In 1986 Will was selected by the American Association of Physics Teachers to be the 46th annual Richmyer Memorial Lecturer. He has published over 140 scientific articles or abstracts, including eight major review articles, 12 popular or semi-popular articles and two books, Theory and Experiment in Gravitational Physics (Cambridge University Press, 1981, 2nd edition,1983) and a popular book, Was Einstein Right? (Basic Books, 1986, 2nd edition, 1993) which won the 1987 American Institute of Physics Science-Writing Award in Physics and Astronomy. His research interests include tests of general relativity, gravitational radiation, black holes, cosmology, and the physics of curved space-time.


Introductory Comments: General Relativity

When confronted with the subject of putting general relativity into the high school and introductory college physics curriculum, one immediately asks, Why?
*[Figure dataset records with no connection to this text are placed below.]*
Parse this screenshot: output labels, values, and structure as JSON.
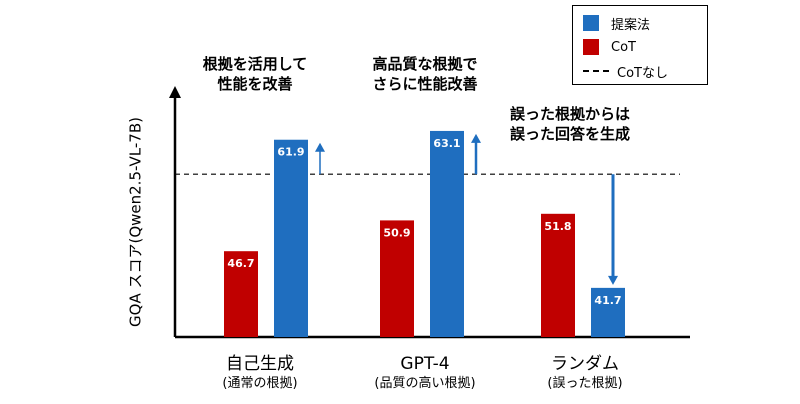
{
  "chart_data": {
    "type": "bar",
    "ylabel": "GQA スコア(Qwen2.5-VL-7B)",
    "ylim": [
      35,
      68
    ],
    "categories": [
      {
        "main": "自己生成",
        "sub": "(通常の根拠)"
      },
      {
        "main": "GPT-4",
        "sub": "(品質の高い根拠)"
      },
      {
        "main": "ランダム",
        "sub": "(誤った根拠)"
      }
    ],
    "series": [
      {
        "name": "CoT",
        "color": "#c00000",
        "values": [
          46.7,
          50.9,
          51.8
        ],
        "labels": [
          "46.7",
          "50.9",
          "51.8"
        ]
      },
      {
        "name": "提案法",
        "color": "#1f6ebf",
        "values": [
          61.9,
          63.1,
          41.7
        ],
        "labels": [
          "61.9",
          "63.1",
          "41.7"
        ]
      }
    ],
    "reference_line": {
      "name": "CoTなし",
      "value": 57.2
    },
    "legend": {
      "placement": "top-right"
    },
    "annotations": [
      {
        "lines": [
          "根拠を活用して",
          "性能を改善"
        ]
      },
      {
        "lines": [
          "高品質な根拠で",
          "さらに性能改善"
        ]
      },
      {
        "lines": [
          "誤った根拠からは",
          "誤った回答を生成"
        ]
      }
    ]
  }
}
Why try to talk about general relativity in high school?

I would like to offer three reasons. First, even though general relativity is an old subject --Einstein invented the theory in the late fall of 1915 --it experienced a remarkable renaissance beginning around 1960 that has made it one of the most active branches of physics.

The second reason why one can talk about general relativity in elementary physics classes is, it's fun, it's neat, it's fascinating. One aspect of general relativity, the quest for experimental verification of the theory, is especially suitable because it covers a wide variety of issues that can be understood at the elementary level. There is a little bit of theory, a taste of geometry, a dash of relativity, a helping of gravity. Furthermore, one can do some simple laboratory experiments in this field. One can talk about other experiments that clearly can't be done in the laboratory but that involve spacecraft and the space program, a subject that always interests students. Finally, there is some astronomy in this topic, and astronomy is very interesting to young people.
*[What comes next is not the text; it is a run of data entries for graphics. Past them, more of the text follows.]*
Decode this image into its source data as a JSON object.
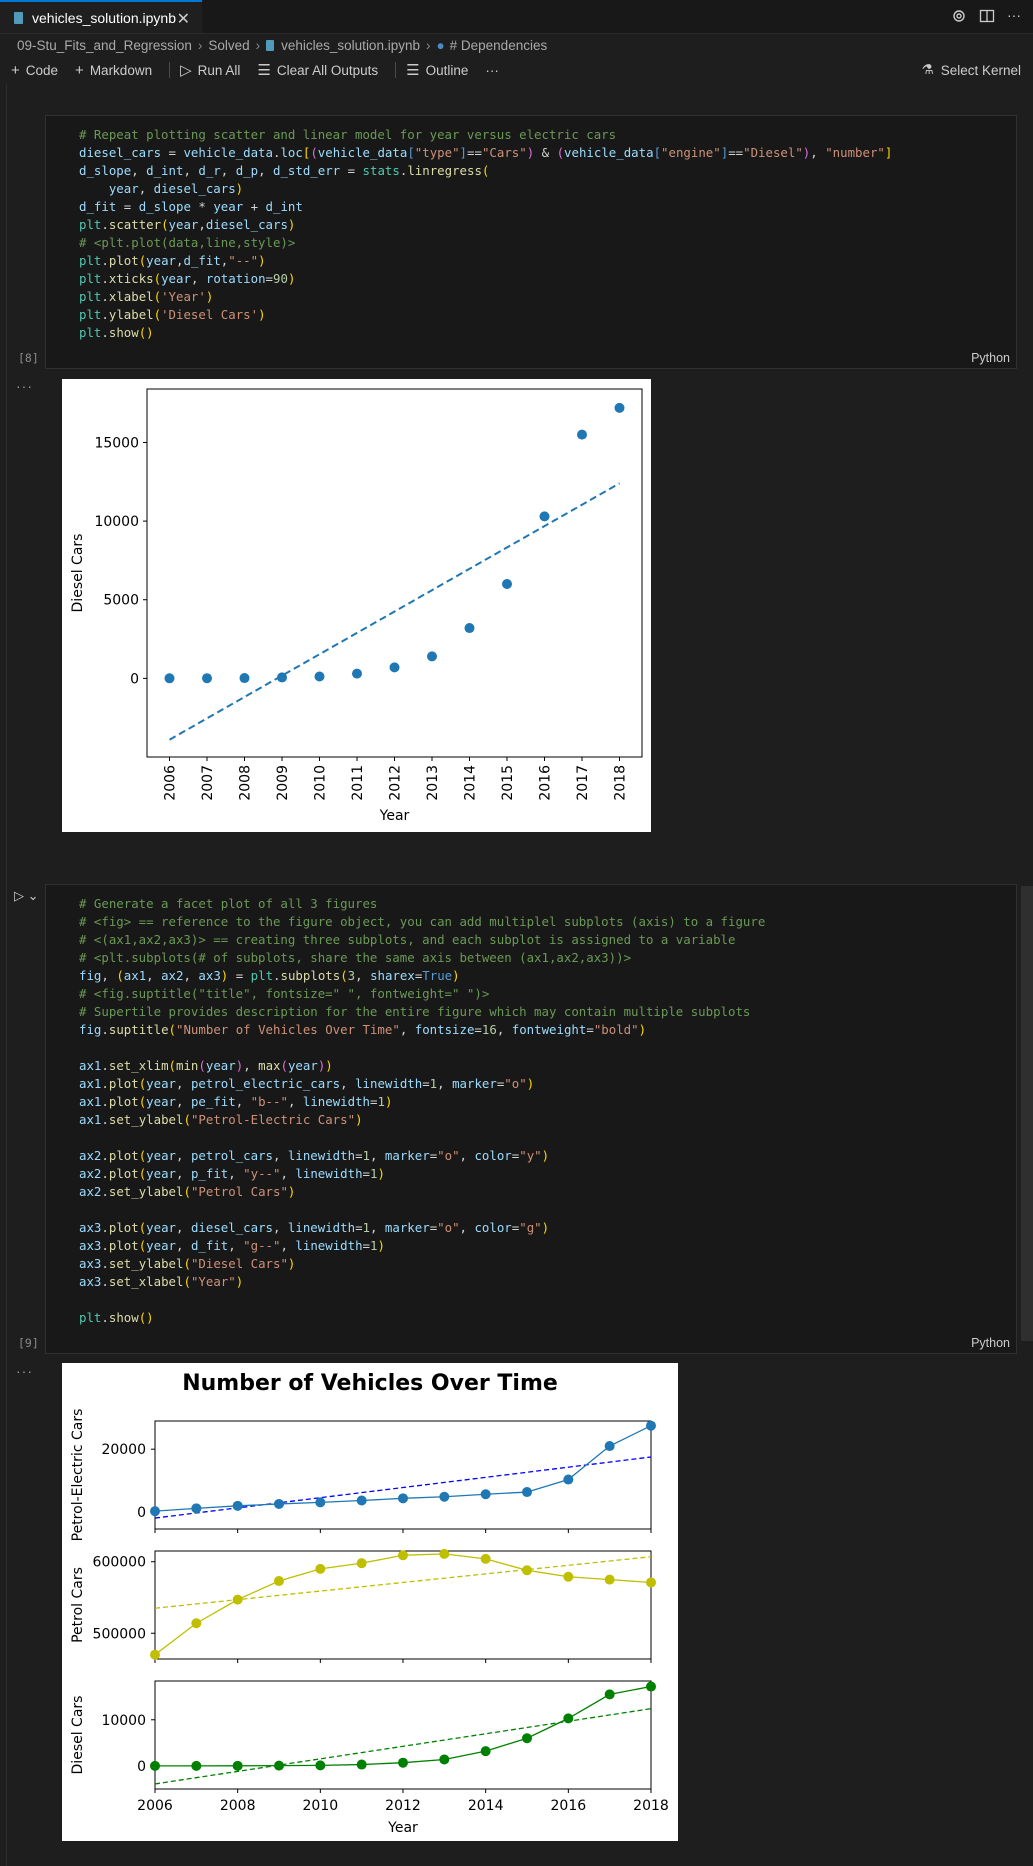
{
  "tab": {
    "title": "vehicles_solution.ipynb"
  },
  "breadcrumb": [
    "09-Stu_Fits_and_Regression",
    "Solved",
    "vehicles_solution.ipynb",
    "# Dependencies"
  ],
  "toolbar": {
    "code": "Code",
    "markdown": "Markdown",
    "run_all": "Run All",
    "clear_outputs": "Clear All Outputs",
    "outline": "Outline",
    "more": "···",
    "select_kernel": "Select Kernel"
  },
  "cell1": {
    "exec_count": "[8]",
    "language": "Python",
    "output_dots": "···"
  },
  "cell2": {
    "exec_count": "[9]",
    "language": "Python",
    "output_dots": "···"
  },
  "colors": {
    "accent": "#0078d4",
    "blue": "#1f77b4",
    "yellow": "#bfbf00",
    "green": "#008000"
  },
  "chart_data": [
    {
      "type": "scatter",
      "title": "",
      "xlabel": "Year",
      "ylabel": "Diesel Cars",
      "x": [
        2006,
        2007,
        2008,
        2009,
        2010,
        2011,
        2012,
        2013,
        2014,
        2015,
        2016,
        2017,
        2018
      ],
      "y": [
        5,
        10,
        20,
        60,
        120,
        300,
        700,
        1400,
        3200,
        6000,
        10300,
        15500,
        17200
      ],
      "fit": {
        "style": "dashed",
        "start": [
          2006,
          -3900
        ],
        "end": [
          2018,
          12400
        ]
      },
      "yticks": [
        0,
        5000,
        10000,
        15000
      ],
      "xlim": [
        2005.4,
        2018.6
      ],
      "ylim": [
        -5000,
        18400
      ]
    },
    {
      "type": "line",
      "title": "Number of Vehicles Over Time",
      "xlabel": "Year",
      "x": [
        2006,
        2007,
        2008,
        2009,
        2010,
        2011,
        2012,
        2013,
        2014,
        2015,
        2016,
        2017,
        2018
      ],
      "xticks": [
        2006,
        2008,
        2010,
        2012,
        2014,
        2016,
        2018
      ],
      "subplots": [
        {
          "ylabel": "Petrol-Electric Cars",
          "color": "#1f77b4",
          "fit_color": "#0000ff",
          "values": [
            200,
            1100,
            1900,
            2500,
            3000,
            3600,
            4300,
            4800,
            5600,
            6300,
            10300,
            21000,
            27500
          ],
          "fit": [
            -2000,
            17500
          ],
          "yticks": [
            0,
            20000
          ],
          "ylim": [
            -5500,
            29000
          ]
        },
        {
          "ylabel": "Petrol Cars",
          "color": "#bfbf00",
          "fit_color": "#bfbf00",
          "values": [
            470000,
            514000,
            547000,
            573000,
            590000,
            598000,
            609000,
            611000,
            604000,
            588000,
            579000,
            575000,
            571000
          ],
          "fit": [
            535000,
            607000
          ],
          "yticks": [
            500000,
            600000
          ],
          "ylim": [
            464000,
            615000
          ]
        },
        {
          "ylabel": "Diesel Cars",
          "color": "#008000",
          "fit_color": "#008000",
          "values": [
            5,
            10,
            20,
            60,
            120,
            300,
            700,
            1400,
            3200,
            6000,
            10300,
            15500,
            17200
          ],
          "fit": [
            -3900,
            12400
          ],
          "yticks": [
            0,
            10000
          ],
          "ylim": [
            -5000,
            18400
          ]
        }
      ]
    }
  ]
}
Thirdly, and I think most importantly, the subject illustrates the scientific method. This is something that I think is lacking in high school physics and elementary college physics. The issue is, how do we determine whether or not a theory of nature is correct or viable? In high school, one is typically handed Newton's laws as if they were brought down by Moses along with the tablets. One never really discusses whether or not Newtonian theory is correct. In the case of testing general relativity, one can see how a theory is produced, how it is tested, how one judges whether or not it is viable. For these reasons, I think that this is an appropriate subject for this level of physics student.